What do Allie Sherman, Don Shula, and Joe Gibbs all have in common?
They have all won back-to-back AP Coach of the Year honors.
Minnesota Vikings head coach Kevin O’Connell is trying to join that elite company this season. However, Sherman, Shula, and Gibbs have one thing all three have in common that KOC is lacking: at least one trip to the championship game during the season in which they won the award.
The only season one of these coaches won the award without making the championship game would be Shula’s 1967 season with the Baltimore Colts, who missed the playoffs altogether. Shula shared the award with George Allen that season, the only time two coaches tied for the award.
While every Vikings fan wants to see them reach the title game, the NFC North will be one of the toughest divisions in the league, and the NFC playoffs will be a gauntlet.
The more likely scenario is that this team misses the playoffs. If you ask the sportsbooks in Vegas, they have the Vikings at a -110 split on whether the team will or won’t make the playoffs.
Fans probably hope the Vikings enter the season with better odds of making the postseason. Still, a team missing the playoffs can have a coach of the year. In 1990, Jimmie Johnson won the award while coaching a team that went 7-9.
How could KOC win COTY if the team misses the playoffs?
Replicate last season
Vegas didn’t expect last season’s Vikings to do much, if anything at all. Before the season, oddsmakers set their over-under at 6.5, two games lower than their current 8.5.
In a league that prioritizes the quarterback and is always focused on what a player has done lately, the Vikings didn’t enter the 2024 season with a sure thing at quarterback. After J.J. McCarthy suffered a season-ending knee injury before the season started, Sam Darnold became the de facto quarterback for the entire season.
However, as O’Connell has said, “Organizations fail young quarterbacks, not quarterbacks failing organizations.”
He backed up his assertion by making Sam Darnold look like a viable MVP candidate, meaningfully contributing to Darnold’s resurgence.
As we enter the J.J. McCarthy era, we’re hearing a lot of the same chatter.
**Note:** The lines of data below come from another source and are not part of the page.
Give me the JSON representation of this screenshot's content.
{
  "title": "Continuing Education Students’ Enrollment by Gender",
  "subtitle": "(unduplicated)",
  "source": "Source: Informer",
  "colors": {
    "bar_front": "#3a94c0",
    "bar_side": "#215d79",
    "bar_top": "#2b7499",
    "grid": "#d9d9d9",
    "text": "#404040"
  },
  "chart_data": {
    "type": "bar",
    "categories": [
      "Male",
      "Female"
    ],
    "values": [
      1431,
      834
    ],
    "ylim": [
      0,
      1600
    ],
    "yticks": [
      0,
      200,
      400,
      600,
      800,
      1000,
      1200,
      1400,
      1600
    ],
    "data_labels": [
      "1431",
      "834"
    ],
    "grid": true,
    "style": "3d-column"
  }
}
McCarthy may have been the 10th pick in the draft two years ago, but he has yet to prove anything with talent all around him. Jordan Addison will miss the first three games of the season due to suspension. Still, that doesn’t change the fact that this is an incredibly talented team. That 1-0 thinking that carried the team last season will definitely need to be on display, for better or worse, if KOC wants to do the improbable.
Rely on what he’s known for
O’Connell’s strength lies in developing quarterbacks and maximizing their potential, regardless of who is under center… He has had five different quarterbacks play the position since becoming the head coach for the Vikings in 2022. All except Jaren Hall have at least one win in a game they started for O’Connell.
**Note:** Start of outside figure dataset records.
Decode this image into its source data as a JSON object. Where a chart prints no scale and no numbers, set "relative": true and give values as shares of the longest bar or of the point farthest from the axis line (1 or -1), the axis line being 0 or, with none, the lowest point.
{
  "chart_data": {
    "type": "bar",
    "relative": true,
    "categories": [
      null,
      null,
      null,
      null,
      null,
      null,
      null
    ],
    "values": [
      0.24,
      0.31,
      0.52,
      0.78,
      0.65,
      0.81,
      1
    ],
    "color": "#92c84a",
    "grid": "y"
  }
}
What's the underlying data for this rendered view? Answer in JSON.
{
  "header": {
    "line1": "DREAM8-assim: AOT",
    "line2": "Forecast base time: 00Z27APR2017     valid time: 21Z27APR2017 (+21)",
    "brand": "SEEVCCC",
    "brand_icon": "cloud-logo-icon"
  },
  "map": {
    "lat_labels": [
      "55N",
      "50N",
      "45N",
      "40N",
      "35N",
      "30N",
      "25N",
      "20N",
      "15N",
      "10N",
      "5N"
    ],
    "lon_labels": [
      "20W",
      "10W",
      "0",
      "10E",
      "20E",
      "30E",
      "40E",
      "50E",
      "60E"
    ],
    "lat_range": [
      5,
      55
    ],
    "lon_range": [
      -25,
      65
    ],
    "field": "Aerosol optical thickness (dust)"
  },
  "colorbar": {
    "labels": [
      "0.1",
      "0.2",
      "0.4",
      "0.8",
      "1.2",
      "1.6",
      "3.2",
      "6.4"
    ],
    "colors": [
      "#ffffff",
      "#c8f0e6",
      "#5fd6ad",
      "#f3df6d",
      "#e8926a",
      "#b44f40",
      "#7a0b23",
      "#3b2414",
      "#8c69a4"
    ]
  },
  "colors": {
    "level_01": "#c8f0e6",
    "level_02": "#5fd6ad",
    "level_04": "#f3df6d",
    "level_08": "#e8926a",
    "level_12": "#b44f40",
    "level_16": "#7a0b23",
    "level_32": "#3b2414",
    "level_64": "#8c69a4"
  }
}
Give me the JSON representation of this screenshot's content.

KOC has become known as the “Quarterback Whisperer” due to this uncanny ability to know exactly what makes the man under center play to the best of their abilities.
A young McCarthy will learn a great deal under KOC’s direction. While it could lead to another playoff berth for the Vikings, anything can happen, especially with someone unproven in the NFL.
Staying competitive
The main way O’Connell becomes a two-time Coach of the Year is by keeping this team competitive throughout the season. If the Vikings miss the playoffs and are not competitive at all, O’Connell won’t be Coach of the Year.
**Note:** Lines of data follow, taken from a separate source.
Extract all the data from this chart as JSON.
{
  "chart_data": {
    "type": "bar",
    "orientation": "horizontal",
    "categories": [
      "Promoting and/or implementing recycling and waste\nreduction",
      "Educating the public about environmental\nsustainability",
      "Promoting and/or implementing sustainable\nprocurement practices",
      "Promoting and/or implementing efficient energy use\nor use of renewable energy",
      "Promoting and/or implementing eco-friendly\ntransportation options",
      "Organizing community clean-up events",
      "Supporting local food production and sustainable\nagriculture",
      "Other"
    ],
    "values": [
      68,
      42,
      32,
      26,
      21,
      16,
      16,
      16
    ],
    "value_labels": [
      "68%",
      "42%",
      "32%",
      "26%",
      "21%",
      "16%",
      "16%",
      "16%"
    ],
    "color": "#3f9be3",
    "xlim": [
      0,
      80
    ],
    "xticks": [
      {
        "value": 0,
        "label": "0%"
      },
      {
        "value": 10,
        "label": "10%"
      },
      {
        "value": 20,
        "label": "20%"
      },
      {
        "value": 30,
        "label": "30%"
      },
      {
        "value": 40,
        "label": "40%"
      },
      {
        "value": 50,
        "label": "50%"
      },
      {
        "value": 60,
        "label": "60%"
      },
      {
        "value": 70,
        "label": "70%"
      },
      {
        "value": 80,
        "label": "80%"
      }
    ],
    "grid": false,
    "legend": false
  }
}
It is the NFL, and anything can happen on any given Sunday. For all we know, the New Orleans Saints could beat the Buffalo Bills in Week 4 of the season.
Suppose the Vikings prove that, through the ups and downs, they just happened to have ended up on the wrong side of one-score games. While unlikely, given his current 26-9 record in said games, the chance that there is some regression to .500 should be considered. Then it’s not completely out of the question for O’Connell to be a two-time award winner; it just makes the feat harder to accomplish.
The Vikings could have a winning record but miss the playoffs in a tie-breaking scenario or a competitive NFC, like the 10-7 Seattle Seahawks last year. In that case, the voters should still consider KOC for Coach of the Year.
The Vikings would be regressing by missing the playoffs, making it harder for O’Connell to win the award. Still, there’s something to be said for a coach who can lead a team to its third winning record in four seasons with six different starting quarterbacks.
If O’Connell can replicate some of his success from last season, continue doing what he is known for, and keep this team competitive, there is no reason to believe that this team misses the playoffs. If the Vikings make the playoffs, KOC should still be considered for this prestigious award.
Suppose KOC wins it. Then, he could make history by being the first ever to win Coach of the Year in back-to-back years, without reaching the championship game. Feels oddly fitting for the Vikings, who always win in the regular season but have yet to win it all.